In the 19th century infectious diseases transmitted by contact with excrement were rampant, including typhoid fever, typhus, cholera, polio, dysentery and diarrhoea. So were diseases transmitted by breathing – scarlet fever, pneumonia, tuberculosis and others. A scientific understanding of the organisms which cause these diseases, and their transmission, only developed in the late 1800s. Before this they were classified as 'zymotic’ – derived from the Greek word for fermentation. This classification correctly linked these diseases with people crowding together close to rotting waste, impure water and air.
In the 1860s some Dunedin houses lacked even an outhouse. In places excrement and urine were collected in pails and hurled into the street under cover of night. Horses also regularly defecated in the streets. Pedestrians today screw up their noses at dog excrement, but crossing Dunedin streets in the 1800s involved avoiding piles of dung.
In the mid-1860s conditions in Dunedin, New Zealand’s largest city, were so bad that a Sanitary Commission was appointed to investigate and recommend solutions. Doctors told the Commission that the death rate of 35 per 1,000 per annum (many from infectious diseases) put Dunedin on a par with the unhealthiest English towns. The scarlet fever death rate of 79.1 per 10,000 was almost nine times the London average at this time.

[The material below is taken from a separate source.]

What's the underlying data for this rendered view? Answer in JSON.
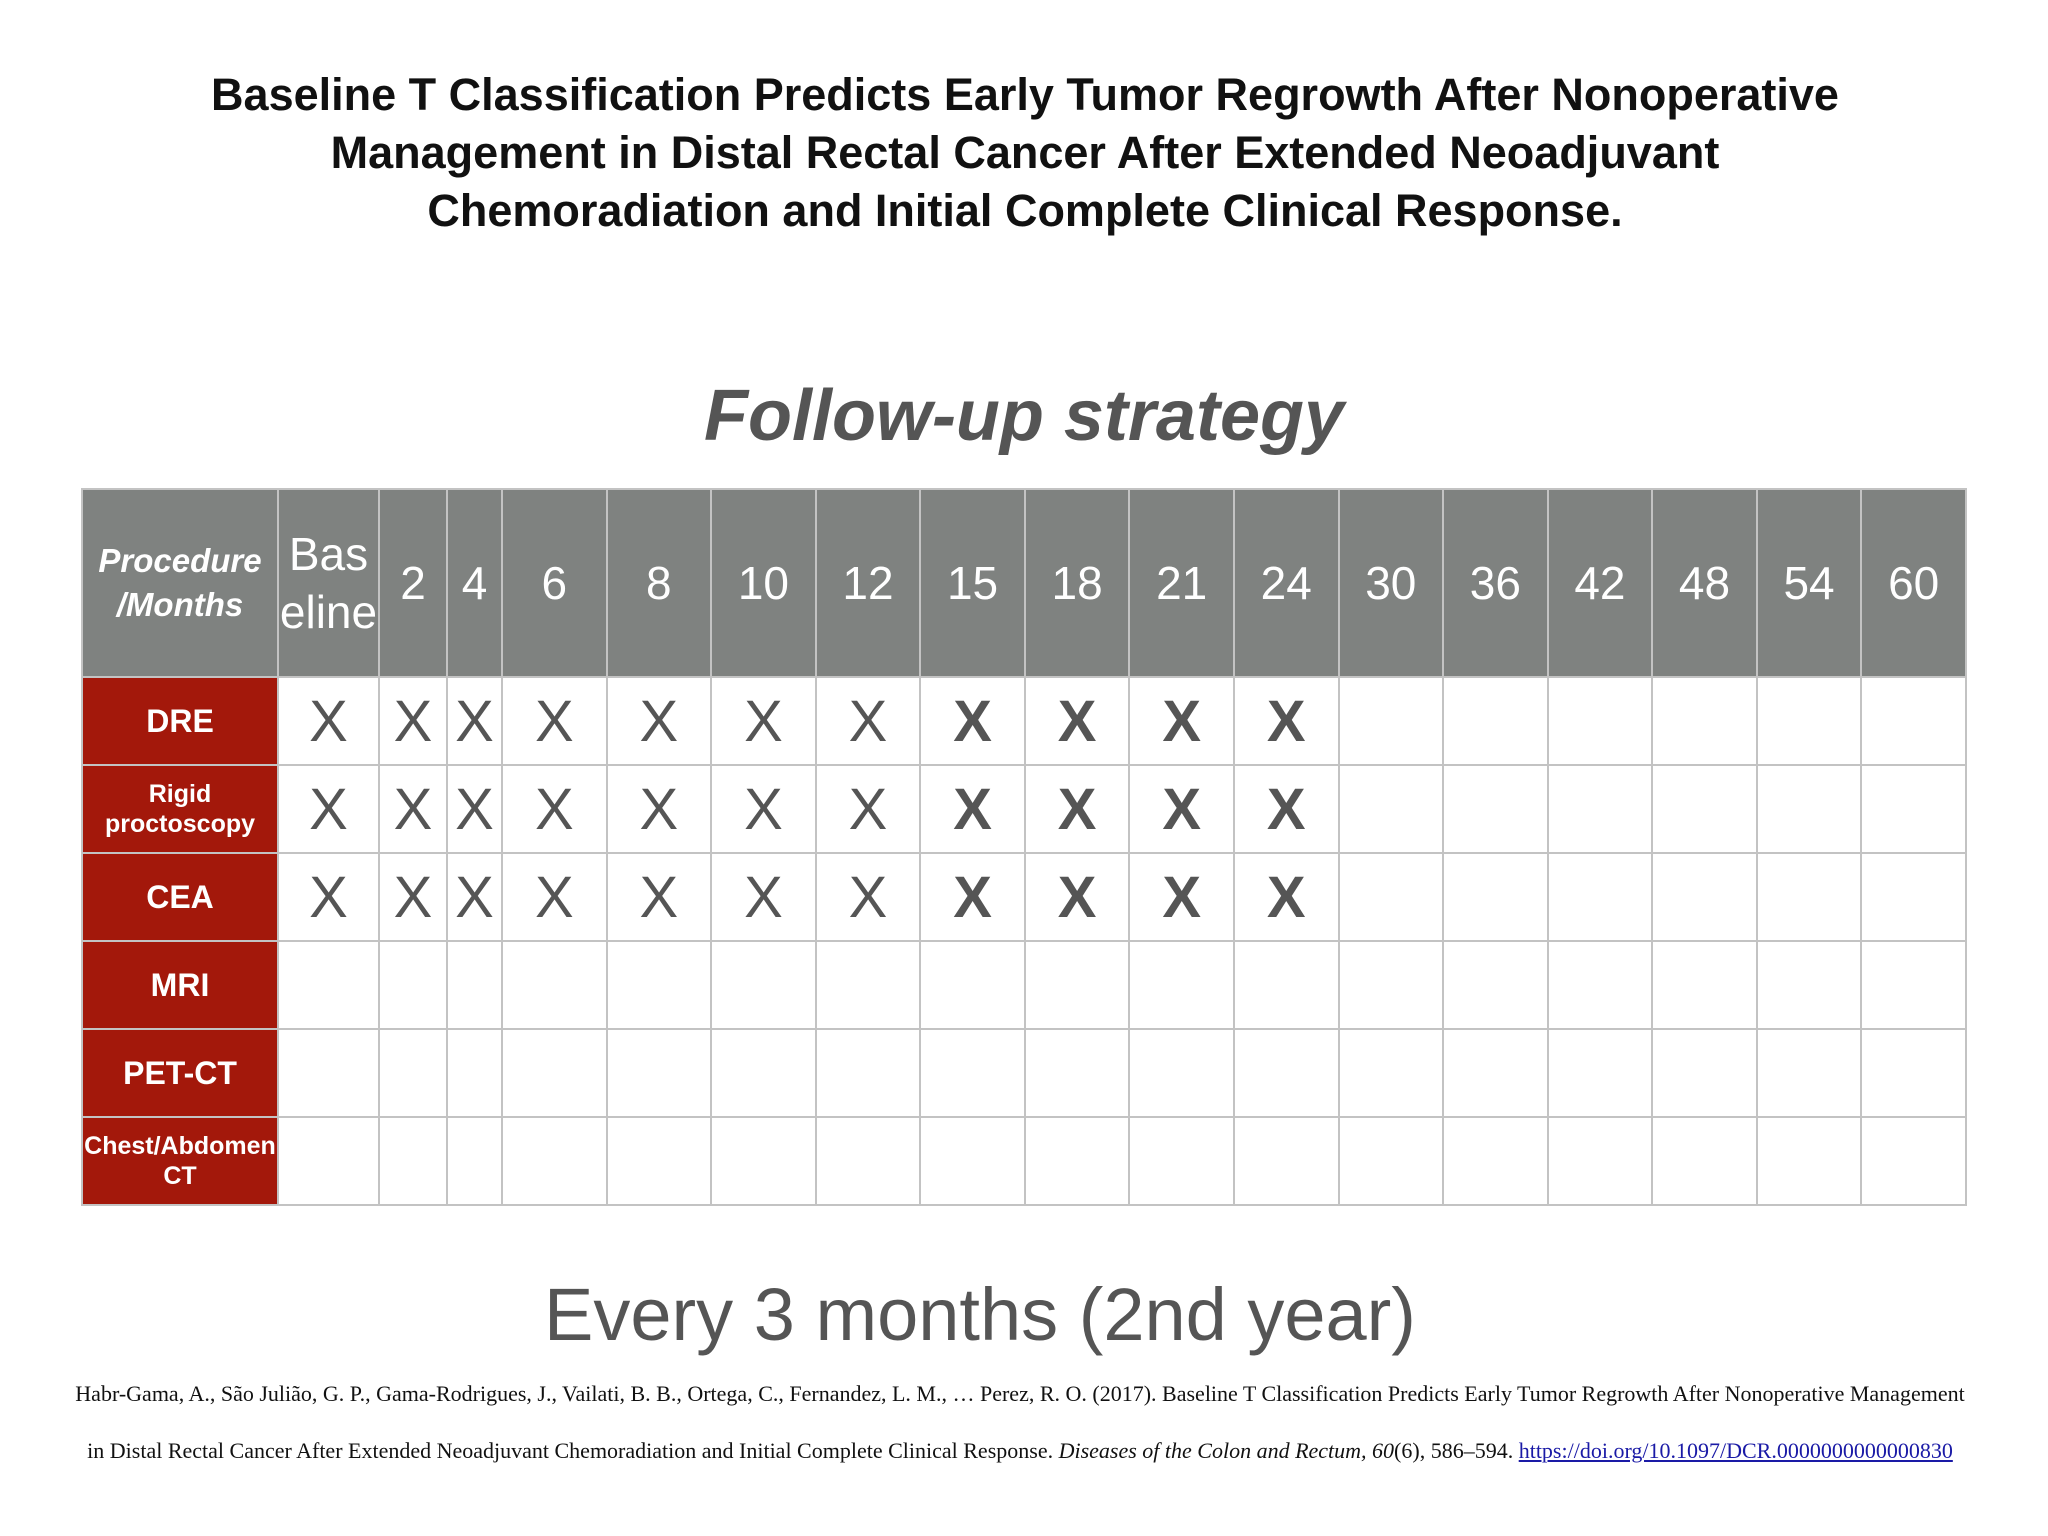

Christchurch also appointed a Sanitary Commission in the 1860s, by which time the 'crystal clear' Avon River observed by the first Pākehā settlers was filthy. Water-borne diseases were rife. In the 1870s Christchurch's annual death rate was 30.4 per 1,000 – almost double the national figure. Diseases caused by poor sanitation were common and taken for granted. Although typhoid killed 49 people in Christchurch in 1875, the next year the local Board of Health chair questioned whether cases needed to be notified. Canterbury suffered more deaths from diphtheria than any other province in the 1870s, but the Board of Health paid little attention to the outbreak.
Wellington was also dangerously dirty. Just weeks before Parliament opened in the new capital for the first time in 1865, sewage was washing into its grounds from surrounding streets. The city also suffered from typhoid. An 1870 study showed that none of the water collected from wells or tanks in crowded parts of the city was safe to drink, and all town streams were too polluted to use. Wellington’s filthy, smelly air, water and soil were debated in Parliament, and MPs and their resident families were concerned.

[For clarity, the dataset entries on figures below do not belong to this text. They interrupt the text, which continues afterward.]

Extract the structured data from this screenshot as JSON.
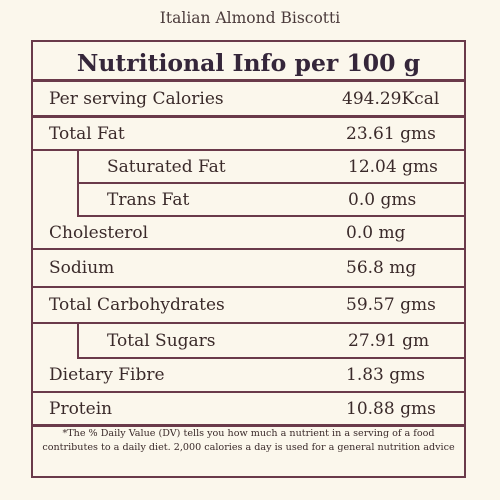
{
  "title": "Italian Almond Biscotti",
  "heading": "Nutritional Info per 100 g",
  "rows": [
    {
      "label": "Per serving Calories",
      "value": "494.29Kcal"
    },
    {
      "label": "Total Fat",
      "value": "23.61 gms"
    },
    {
      "label": "Saturated Fat",
      "value": "12.04 gms"
    },
    {
      "label": "Trans Fat",
      "value": "0.0 gms"
    },
    {
      "label": "Cholesterol",
      "value": "0.0 mg"
    },
    {
      "label": "Sodium",
      "value": "56.8 mg"
    },
    {
      "label": "Total Carbohydrates",
      "value": "59.57 gms"
    },
    {
      "label": "Total Sugars",
      "value": "27.91 gm"
    },
    {
      "label": "Dietary Fibre",
      "value": "1.83 gms"
    },
    {
      "label": "Protein",
      "value": "10.88 gms"
    }
  ],
  "footnote": {
    "line1": "*The % Daily Value (DV) tells you how much a nutrient in a serving of a food",
    "line2": "contributes to a daily diet. 2,000 calories a day is used for a general nutrition advice"
  },
  "colors": {
    "background": "#fbf7ec",
    "border": "#6a3a4a",
    "text": "#3a2a2a"
  }
}
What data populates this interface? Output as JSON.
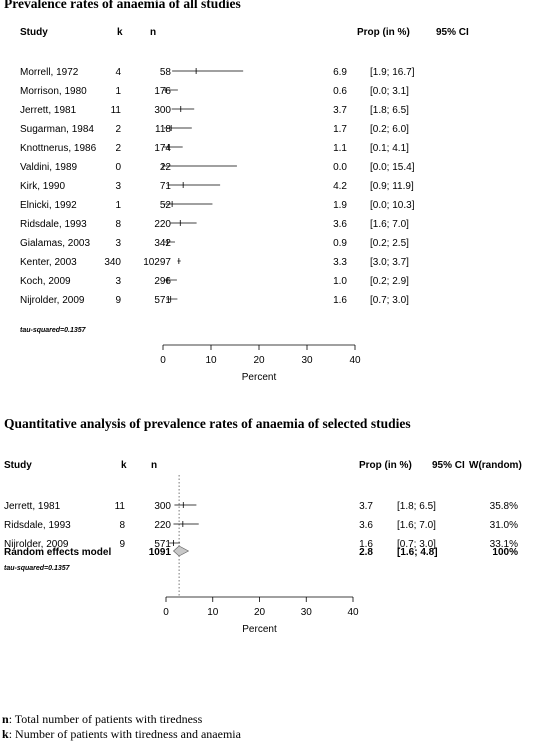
{
  "chart_data": [
    {
      "type": "forest",
      "title": "Prevalence rates of anaemia of all studies",
      "columns": {
        "study": "Study",
        "k": "k",
        "n": "n",
        "prop": "Prop (in %)",
        "ci": "95% CI"
      },
      "rows": [
        {
          "study": "Morrell, 1972",
          "k": "4",
          "n": "58",
          "prop": 6.9,
          "lo": 1.9,
          "hi": 16.7,
          "prop_text": "6.9",
          "ci_text": "[1.9; 16.7]"
        },
        {
          "study": "Morrison, 1980",
          "k": "1",
          "n": "176",
          "prop": 0.6,
          "lo": 0.0,
          "hi": 3.1,
          "prop_text": "0.6",
          "ci_text": "[0.0;  3.1]"
        },
        {
          "study": "Jerrett, 1981",
          "k": "11",
          "n": "300",
          "prop": 3.7,
          "lo": 1.8,
          "hi": 6.5,
          "prop_text": "3.7",
          "ci_text": "[1.8;  6.5]"
        },
        {
          "study": "Sugarman, 1984",
          "k": "2",
          "n": "118",
          "prop": 1.7,
          "lo": 0.2,
          "hi": 6.0,
          "prop_text": "1.7",
          "ci_text": "[0.2;  6.0]"
        },
        {
          "study": "Knottnerus, 1986",
          "k": "2",
          "n": "174",
          "prop": 1.1,
          "lo": 0.1,
          "hi": 4.1,
          "prop_text": "1.1",
          "ci_text": "[0.1;  4.1]"
        },
        {
          "study": "Valdini, 1989",
          "k": "0",
          "n": "22",
          "prop": 0.0,
          "lo": 0.0,
          "hi": 15.4,
          "prop_text": "0.0",
          "ci_text": "[0.0; 15.4]"
        },
        {
          "study": "Kirk, 1990",
          "k": "3",
          "n": "71",
          "prop": 4.2,
          "lo": 0.9,
          "hi": 11.9,
          "prop_text": "4.2",
          "ci_text": "[0.9; 11.9]"
        },
        {
          "study": "Elnicki, 1992",
          "k": "1",
          "n": "52",
          "prop": 1.9,
          "lo": 0.0,
          "hi": 10.3,
          "prop_text": "1.9",
          "ci_text": "[0.0; 10.3]"
        },
        {
          "study": "Ridsdale, 1993",
          "k": "8",
          "n": "220",
          "prop": 3.6,
          "lo": 1.6,
          "hi": 7.0,
          "prop_text": "3.6",
          "ci_text": "[1.6;  7.0]"
        },
        {
          "study": "Gialamas, 2003",
          "k": "3",
          "n": "342",
          "prop": 0.9,
          "lo": 0.2,
          "hi": 2.5,
          "prop_text": "0.9",
          "ci_text": "[0.2;  2.5]"
        },
        {
          "study": "Kenter, 2003",
          "k": "340",
          "n": "10297",
          "prop": 3.3,
          "lo": 3.0,
          "hi": 3.7,
          "prop_text": "3.3",
          "ci_text": "[3.0;  3.7]"
        },
        {
          "study": "Koch, 2009",
          "k": "3",
          "n": "296",
          "prop": 1.0,
          "lo": 0.2,
          "hi": 2.9,
          "prop_text": "1.0",
          "ci_text": "[0.2;  2.9]"
        },
        {
          "study": "Nijrolder, 2009",
          "k": "9",
          "n": "571",
          "prop": 1.6,
          "lo": 0.7,
          "hi": 3.0,
          "prop_text": "1.6",
          "ci_text": "[0.7;  3.0]"
        }
      ],
      "note": "tau-squared=0.1357",
      "xlim": [
        0,
        40
      ],
      "xticks": [
        0,
        10,
        20,
        30,
        40
      ],
      "xlabel": "Percent"
    },
    {
      "type": "forest",
      "title": "Quantitative analysis of prevalence rates of anaemia of selected studies",
      "columns": {
        "study": "Study",
        "k": "k",
        "n": "n",
        "prop": "Prop (in %)",
        "ci": "95% CI",
        "weight": "W(random)"
      },
      "rows": [
        {
          "study": "Jerrett, 1981",
          "k": "11",
          "n": "300",
          "prop": 3.7,
          "lo": 1.8,
          "hi": 6.5,
          "prop_text": "3.7",
          "ci_text": "[1.8; 6.5]",
          "weight": "35.8%"
        },
        {
          "study": "Ridsdale, 1993",
          "k": "8",
          "n": "220",
          "prop": 3.6,
          "lo": 1.6,
          "hi": 7.0,
          "prop_text": "3.6",
          "ci_text": "[1.6; 7.0]",
          "weight": "31.0%"
        },
        {
          "study": "Nijrolder, 2009",
          "k": "9",
          "n": "571",
          "prop": 1.6,
          "lo": 0.7,
          "hi": 3.0,
          "prop_text": "1.6",
          "ci_text": "[0.7; 3.0]",
          "weight": "33.1%"
        }
      ],
      "summary": {
        "label": "Random effects model",
        "n": "1091",
        "prop": 2.8,
        "lo": 1.6,
        "hi": 4.8,
        "prop_text": "2.8",
        "ci_text": "[1.6; 4.8]",
        "weight": "100%"
      },
      "note": "tau-squared=0.1357",
      "xlim": [
        0,
        40
      ],
      "xticks": [
        0,
        10,
        20,
        30,
        40
      ],
      "xlabel": "Percent"
    }
  ],
  "footnotes": [
    {
      "key": "n",
      "text": ": Total number of patients with tiredness"
    },
    {
      "key": "k",
      "text": ": Number of patients with tiredness and anaemia"
    }
  ]
}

Auckland was no safer – it was described as having no rivals when it came to the matter of smells. An infamous open drain, the Ligar Canal, ran down Queen Street in the 1840s and 1850s. Although an underground pipe system was slowly constructed over the next 10 years, it still discharged all its contents, untreated, a short way off the Queen Street wharf. By 1900 there were five outlets discharging raw sewage into the harbour.

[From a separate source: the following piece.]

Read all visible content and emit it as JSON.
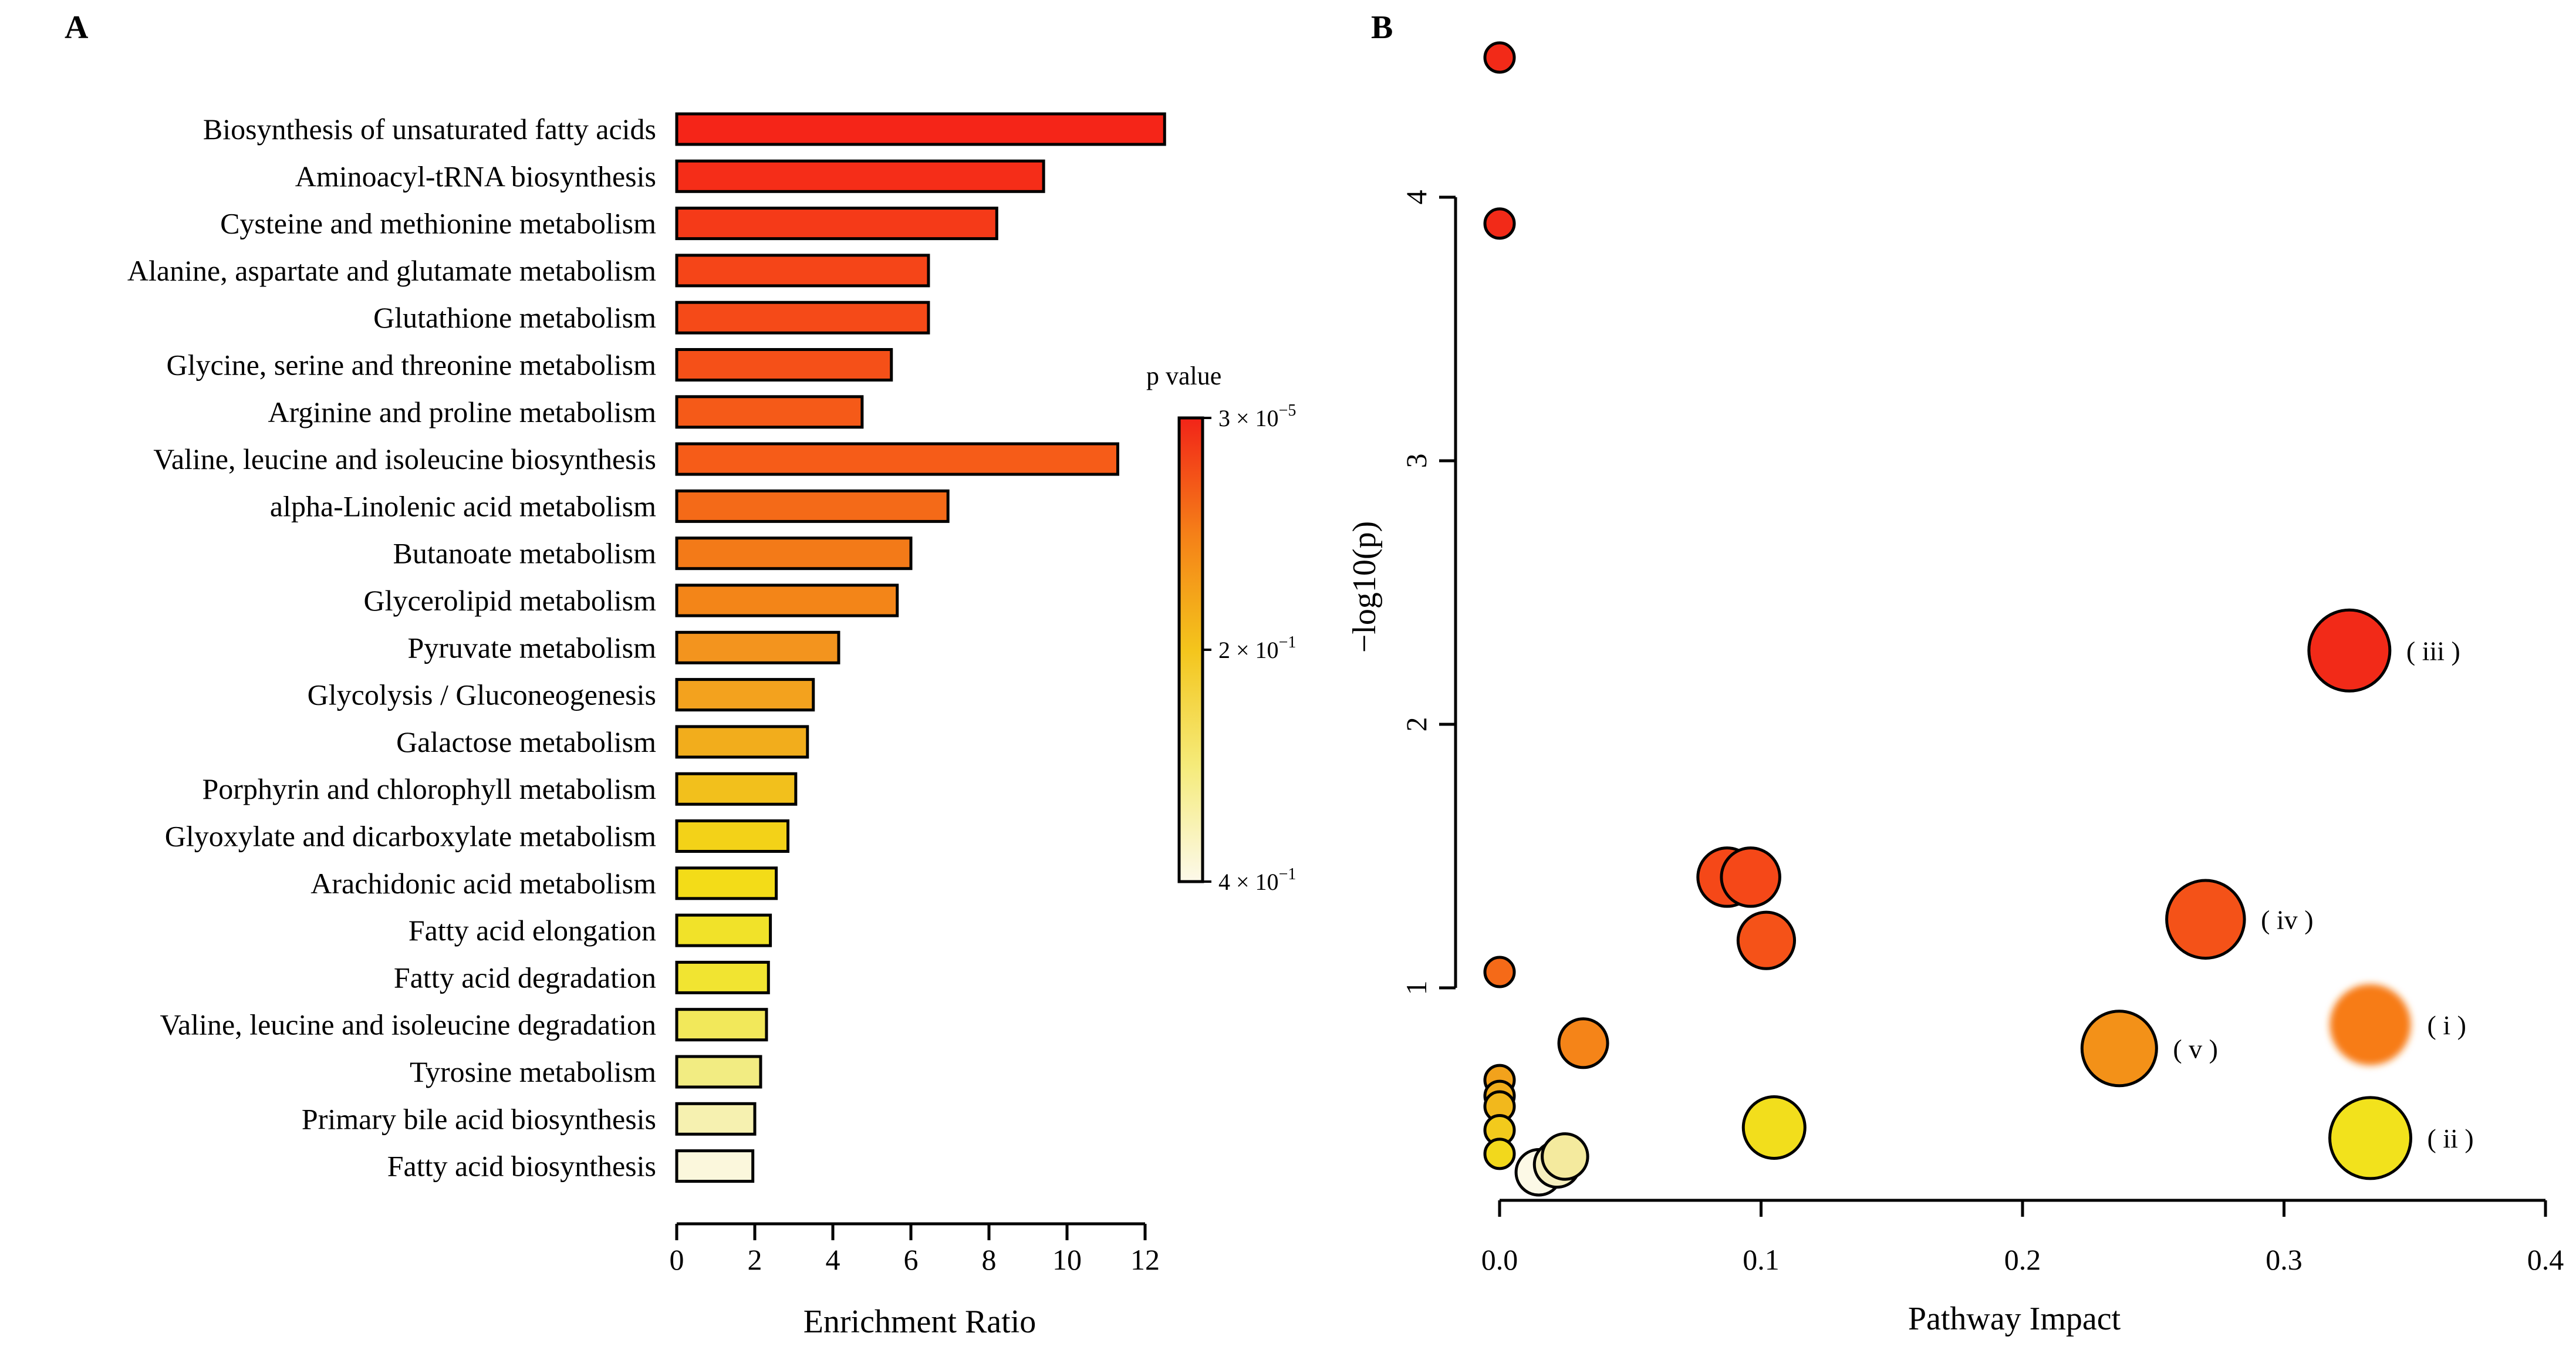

In Auckland, as in the other cities, efforts were made in the 1870s to prevent the spread of disease. Cesspits (holes dug under backyard outhouses and filled with human waste) were prohibited and closed. Contracts were let for the collection and disposal of night soil (human excrement), and water was piped from pure sources. Unfortunately in the 1890s Auckland started dumping night soil just above its clean water source at Western Springs, which was also being polluted by abattoir waste. Auckland was also slower than the other cities in organising a proper sewerage system. By 1900 its zymotic disease rate, at 30.8 per 10,000, was three times the national average, and its infant mortality rate 50% above the average.